First, let’s select the red band:

# Select dimension by name and coordinate by label
red = rgb_small.sel(band=1)
red
<xarray.DataArray (y: 1128, x: 1454)>
[1640112 values with dtype=uint8]
Coordinates:
    band         int64 1
  * x            (x) float64 2.513e+05 2.513e+05 ... 2.522e+05 2.522e+05
  * y            (y) float64 3.813e+06 3.813e+06 ... 3.812e+06 3.812e+06
    spatial_ref  int64 0
Attributes:
    AREA_OR_POINT:  Area
    scale_factor:   1.0
    add_offset:     0.0

We can perform raster calculations using the same arithmetic we use for numpy.arrays (because, underneath it all, that’s what they are). So our NDVI calculation is as follows:

ndvi = (nir - red)/(nir + red)
ndvi.plot()

Do these results look as expected?

Data type issues

The uint8 (8-bit unsigned integer) is a very small data type that only holds integers from 0 up to 255. In particular, calculations don’t return what what we are used to when working with intgers (they’re done module 256):

np.uint8(150) + np.uint8(150)
/var/folders/gm/chd1kps96_g7xdxyfw150wm80000gp/T/ipykernel_14928/1890984988.py:1: RuntimeWarning: overflow encountered in scalar add
  np.uint8(150) + np.uint8(150)
44

In the NDVI formula we have to add NIR + Red. If both NIR and Red are very close to 255, when we add them, the calculation overflows the uint8 data type and we don’t get the expected results.

Avoid silent failures: ALWAYS verify your results!

Notice that when we performed the NDVI calculation we did not get any warning, although we were overflowing the computation at every cell of our array. This is can be an example of what is referred as silent failure in programming, where we don’t get any warnings about the errors or unexpected behavior in our computation.

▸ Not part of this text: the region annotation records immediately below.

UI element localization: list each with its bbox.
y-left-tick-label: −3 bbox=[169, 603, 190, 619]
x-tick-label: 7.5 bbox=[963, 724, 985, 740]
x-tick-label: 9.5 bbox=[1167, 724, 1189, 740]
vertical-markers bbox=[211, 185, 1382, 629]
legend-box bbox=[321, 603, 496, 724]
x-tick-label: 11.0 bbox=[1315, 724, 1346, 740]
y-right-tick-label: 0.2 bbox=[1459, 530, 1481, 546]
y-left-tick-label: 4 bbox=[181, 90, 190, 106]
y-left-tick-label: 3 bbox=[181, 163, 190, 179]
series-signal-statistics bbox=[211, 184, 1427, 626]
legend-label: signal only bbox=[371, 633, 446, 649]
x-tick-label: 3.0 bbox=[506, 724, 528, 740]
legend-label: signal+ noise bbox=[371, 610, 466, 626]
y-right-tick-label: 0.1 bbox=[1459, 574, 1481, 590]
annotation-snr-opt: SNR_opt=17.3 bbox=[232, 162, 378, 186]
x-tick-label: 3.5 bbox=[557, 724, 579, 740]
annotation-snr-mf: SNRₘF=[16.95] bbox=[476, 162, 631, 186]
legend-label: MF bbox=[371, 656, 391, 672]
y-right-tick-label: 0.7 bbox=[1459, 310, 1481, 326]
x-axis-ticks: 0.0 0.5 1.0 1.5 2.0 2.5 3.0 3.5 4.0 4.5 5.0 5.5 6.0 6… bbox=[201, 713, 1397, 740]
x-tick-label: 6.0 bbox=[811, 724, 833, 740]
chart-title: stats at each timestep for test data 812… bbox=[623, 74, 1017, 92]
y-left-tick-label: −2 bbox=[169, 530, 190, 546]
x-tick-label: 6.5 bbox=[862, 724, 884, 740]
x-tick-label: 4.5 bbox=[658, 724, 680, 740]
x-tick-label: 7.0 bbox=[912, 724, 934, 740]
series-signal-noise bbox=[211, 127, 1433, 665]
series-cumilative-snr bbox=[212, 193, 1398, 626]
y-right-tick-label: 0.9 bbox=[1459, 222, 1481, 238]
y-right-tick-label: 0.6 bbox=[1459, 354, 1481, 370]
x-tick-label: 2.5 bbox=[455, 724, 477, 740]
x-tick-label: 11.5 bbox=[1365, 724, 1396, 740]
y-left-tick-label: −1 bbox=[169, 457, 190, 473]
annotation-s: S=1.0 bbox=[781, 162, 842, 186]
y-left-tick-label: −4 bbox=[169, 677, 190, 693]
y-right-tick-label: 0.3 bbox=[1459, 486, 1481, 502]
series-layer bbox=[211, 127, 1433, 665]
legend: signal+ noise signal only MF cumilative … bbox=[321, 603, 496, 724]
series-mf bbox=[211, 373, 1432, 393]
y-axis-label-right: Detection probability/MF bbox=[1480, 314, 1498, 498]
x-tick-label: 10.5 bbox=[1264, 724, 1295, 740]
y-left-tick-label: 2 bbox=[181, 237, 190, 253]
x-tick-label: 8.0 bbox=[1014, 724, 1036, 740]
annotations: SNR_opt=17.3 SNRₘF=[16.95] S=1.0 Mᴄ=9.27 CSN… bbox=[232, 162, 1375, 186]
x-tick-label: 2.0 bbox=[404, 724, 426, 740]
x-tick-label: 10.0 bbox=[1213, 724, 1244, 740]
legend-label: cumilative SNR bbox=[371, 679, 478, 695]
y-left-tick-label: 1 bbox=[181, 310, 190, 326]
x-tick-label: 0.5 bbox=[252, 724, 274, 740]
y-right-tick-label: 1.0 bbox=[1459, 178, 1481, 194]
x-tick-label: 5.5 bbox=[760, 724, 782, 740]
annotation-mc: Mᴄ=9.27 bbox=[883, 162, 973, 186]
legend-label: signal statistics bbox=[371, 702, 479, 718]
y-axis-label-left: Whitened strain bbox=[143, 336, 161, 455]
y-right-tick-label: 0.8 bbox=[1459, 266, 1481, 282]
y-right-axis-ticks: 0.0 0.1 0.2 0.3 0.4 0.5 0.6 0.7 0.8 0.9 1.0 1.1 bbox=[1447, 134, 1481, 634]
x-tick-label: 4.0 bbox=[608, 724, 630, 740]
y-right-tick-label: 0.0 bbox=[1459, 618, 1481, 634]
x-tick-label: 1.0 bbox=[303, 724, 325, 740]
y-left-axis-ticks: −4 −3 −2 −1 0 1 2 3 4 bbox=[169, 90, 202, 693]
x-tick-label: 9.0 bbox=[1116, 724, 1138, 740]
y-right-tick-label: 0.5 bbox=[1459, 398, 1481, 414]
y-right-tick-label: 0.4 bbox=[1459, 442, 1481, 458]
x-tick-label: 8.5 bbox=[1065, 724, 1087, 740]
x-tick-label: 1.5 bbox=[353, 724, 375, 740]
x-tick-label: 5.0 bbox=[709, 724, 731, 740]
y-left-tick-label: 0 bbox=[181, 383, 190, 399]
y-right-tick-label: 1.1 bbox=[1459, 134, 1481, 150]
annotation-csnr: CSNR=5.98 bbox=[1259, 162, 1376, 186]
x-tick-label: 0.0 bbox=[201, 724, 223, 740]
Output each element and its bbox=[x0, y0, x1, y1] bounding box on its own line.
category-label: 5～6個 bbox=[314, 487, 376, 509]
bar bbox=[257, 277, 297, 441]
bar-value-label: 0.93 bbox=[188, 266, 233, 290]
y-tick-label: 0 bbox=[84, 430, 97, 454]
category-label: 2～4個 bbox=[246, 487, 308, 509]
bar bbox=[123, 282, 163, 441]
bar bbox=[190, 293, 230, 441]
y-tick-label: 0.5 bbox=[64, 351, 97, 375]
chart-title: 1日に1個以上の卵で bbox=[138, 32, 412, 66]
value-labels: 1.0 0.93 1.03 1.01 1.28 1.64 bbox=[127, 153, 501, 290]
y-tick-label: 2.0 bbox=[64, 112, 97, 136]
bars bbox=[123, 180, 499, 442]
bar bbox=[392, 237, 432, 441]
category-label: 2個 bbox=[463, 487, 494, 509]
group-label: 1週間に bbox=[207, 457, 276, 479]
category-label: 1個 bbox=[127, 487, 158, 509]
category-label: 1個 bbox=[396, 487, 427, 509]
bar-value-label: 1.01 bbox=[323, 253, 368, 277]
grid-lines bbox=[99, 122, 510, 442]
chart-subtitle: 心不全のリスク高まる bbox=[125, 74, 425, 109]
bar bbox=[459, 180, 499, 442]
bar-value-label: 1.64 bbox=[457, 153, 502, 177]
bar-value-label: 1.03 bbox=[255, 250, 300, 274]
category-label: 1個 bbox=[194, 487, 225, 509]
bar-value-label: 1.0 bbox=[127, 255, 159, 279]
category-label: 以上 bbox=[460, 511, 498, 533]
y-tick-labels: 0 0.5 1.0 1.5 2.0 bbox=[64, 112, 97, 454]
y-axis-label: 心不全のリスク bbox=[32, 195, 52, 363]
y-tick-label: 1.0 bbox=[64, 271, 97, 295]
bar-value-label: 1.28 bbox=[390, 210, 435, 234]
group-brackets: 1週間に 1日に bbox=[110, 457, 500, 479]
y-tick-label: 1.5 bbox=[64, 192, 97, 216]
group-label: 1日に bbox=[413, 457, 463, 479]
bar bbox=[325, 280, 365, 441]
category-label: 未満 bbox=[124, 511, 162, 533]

That’s why it’s so important to double-check our results!

Updating data types

To be able to perform the calculation successfully, we will need to udpate the data type of our rasters into int16, which will be big enough to hold all the numbers that appear in the calculations:

# Update data type to int16 to perform NDVI calculation
red16 = red.astype('int16')
nir16 = nir_small.astype('int16')

print('RED: original dtype:', rgb_small.dtype, '.... converted dtype:', red16.dtype)
print('NIR: original dtype:', nir.dtype, '.... converted dtype:', nir16.dtype)

# Calculate NDVI
ndvi = (nir16 - red16)/(nir16+red16)

# Plot
fig, ax = plt.subplots()  # Adjust figure size
ndvi.plot(
    ax=ax,
    cmap="RdYlGn",  # Colormap for NDVI
    vmin=-1,  # Minimum value
    vmax=1,   # Maximum value
    cbar_kwargs={"label": "NDVI"}  # Label for color bar
)
ax.set_title("Normalized Difference Vegetation Index\nnear Santa Barbara Courthouse")  # Add title

# Remove axes ticks
ax.set_xticks([])  
ax.set_yticks([])  

# Remove axes labels
ax.set_xlabel("")  
ax.set_ylabel("")  

plt.show()
RED: original dtype: uint8 .... converted dtype: int16
NIR: original dtype: uint8 .... converted dtype: int16

Remember that plants will always have positive NDVI values between 0.2 and 1. Can you spot the Santa Barbara Courthouse?